My hand flew to my stomach. My heart hammered against my ribs, a frantic, trapped bird.
I ran out of the apartment, not even bothering to grab a coat. I went to the 24-hour pharmacy down the street, my hands shaking so badly I could barely swipe my credit card. The pharmacist gave me a strange look, her eyes wide as she took in my silk pajamas under a hastily thrown-on trench coat.
Back in the penthouse, in the cold, sterile guest bathroom I used as my own, I took the test.
The two minutes I had to wait felt like a lifetime. Every second stretched into an eternity of dread. I paced the cold tile floor, my arms wrapped around myself. Please, no. Please, no. Not now.
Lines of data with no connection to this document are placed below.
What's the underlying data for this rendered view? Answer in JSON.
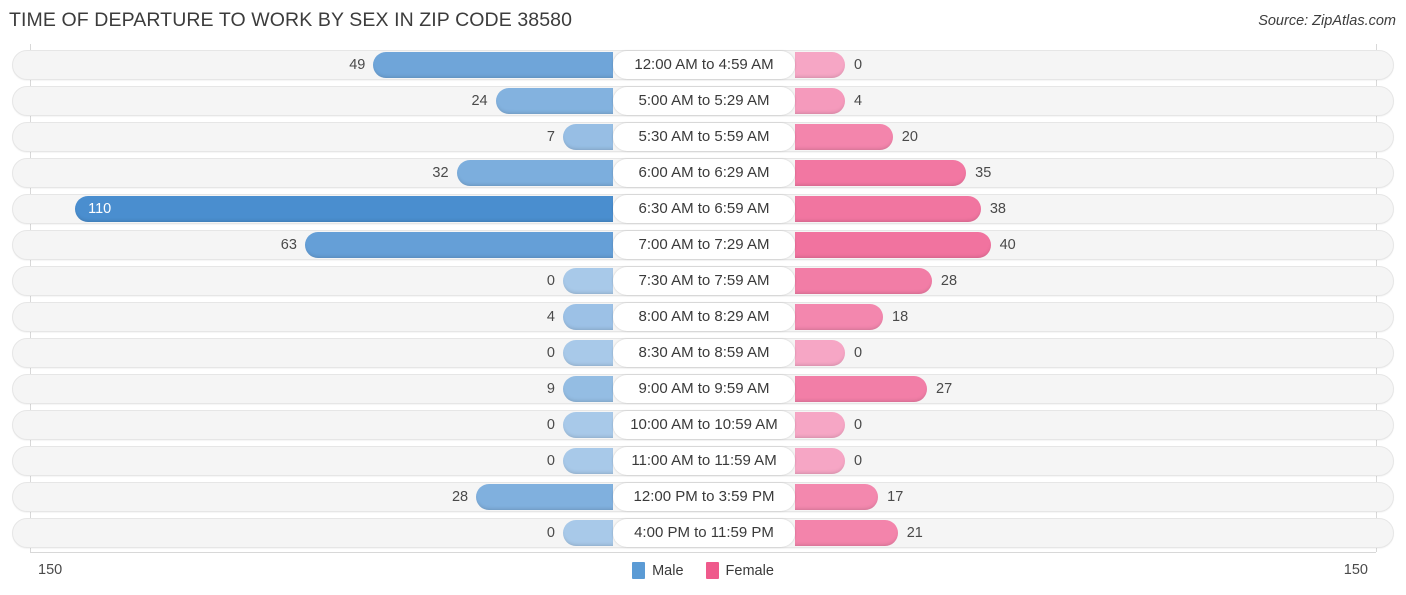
{
  "header": {
    "title": "TIME OF DEPARTURE TO WORK BY SEX IN ZIP CODE 38580",
    "source": "Source: ZipAtlas.com"
  },
  "footer": {
    "axis_left": "150",
    "axis_right": "150",
    "legend": [
      {
        "label": "Male",
        "color": "#5b9bd5"
      },
      {
        "label": "Female",
        "color": "#ef5a8c"
      }
    ]
  },
  "chart_data": {
    "type": "bar",
    "subtype": "diverging-bidirectional",
    "title": "TIME OF DEPARTURE TO WORK BY SEX IN ZIP CODE 38580",
    "xlabel": "",
    "ylabel": "",
    "xlim": [
      -150,
      150
    ],
    "axis_max": 150,
    "grid": false,
    "legend_position": "bottom-center",
    "categories": [
      "12:00 AM to 4:59 AM",
      "5:00 AM to 5:29 AM",
      "5:30 AM to 5:59 AM",
      "6:00 AM to 6:29 AM",
      "6:30 AM to 6:59 AM",
      "7:00 AM to 7:29 AM",
      "7:30 AM to 7:59 AM",
      "8:00 AM to 8:29 AM",
      "8:30 AM to 8:59 AM",
      "9:00 AM to 9:59 AM",
      "10:00 AM to 10:59 AM",
      "11:00 AM to 11:59 AM",
      "12:00 PM to 3:59 PM",
      "4:00 PM to 11:59 PM"
    ],
    "series": [
      {
        "name": "Male",
        "color": "#5b9bd5",
        "side": "left",
        "values": [
          49,
          24,
          7,
          32,
          110,
          63,
          0,
          4,
          0,
          9,
          0,
          0,
          28,
          0
        ]
      },
      {
        "name": "Female",
        "color": "#ef5a8c",
        "side": "right",
        "values": [
          0,
          4,
          20,
          35,
          38,
          40,
          28,
          18,
          0,
          27,
          0,
          0,
          17,
          21
        ]
      }
    ]
  }
}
The timer on my phone went off, a shrill, piercing sound in the silence.
I forced myself to look.
Two pink lines. Stark and undeniable against the white plastic.
Pregnant.
The test slipped from my fingers and clattered to the floor. My knees gave out, and I sank down, my back sliding against the cold wall. I was pregnant with the child of a man I was leaving. A man who saw me as a possession.
The baby... a child. A tiny, innocent life created from the ashes of a loveless marriage.
My plan to escape, to be free, to be just *Elara*, was suddenly gone. It evaporated like a mirage.
This was no longer about saving myself.
This was about saving my child. Saving them from Dante. From the cold, ruthless world of the Bratva. From a father who would see them not as a person to be loved, but as an heir. A legacy. Another asset to be controlled.
The fear that had been a quiet hum in the back of my mind became a roaring inferno. I had to get out. Not just for me anymore. I had to disappear so completely that he would never, ever find us.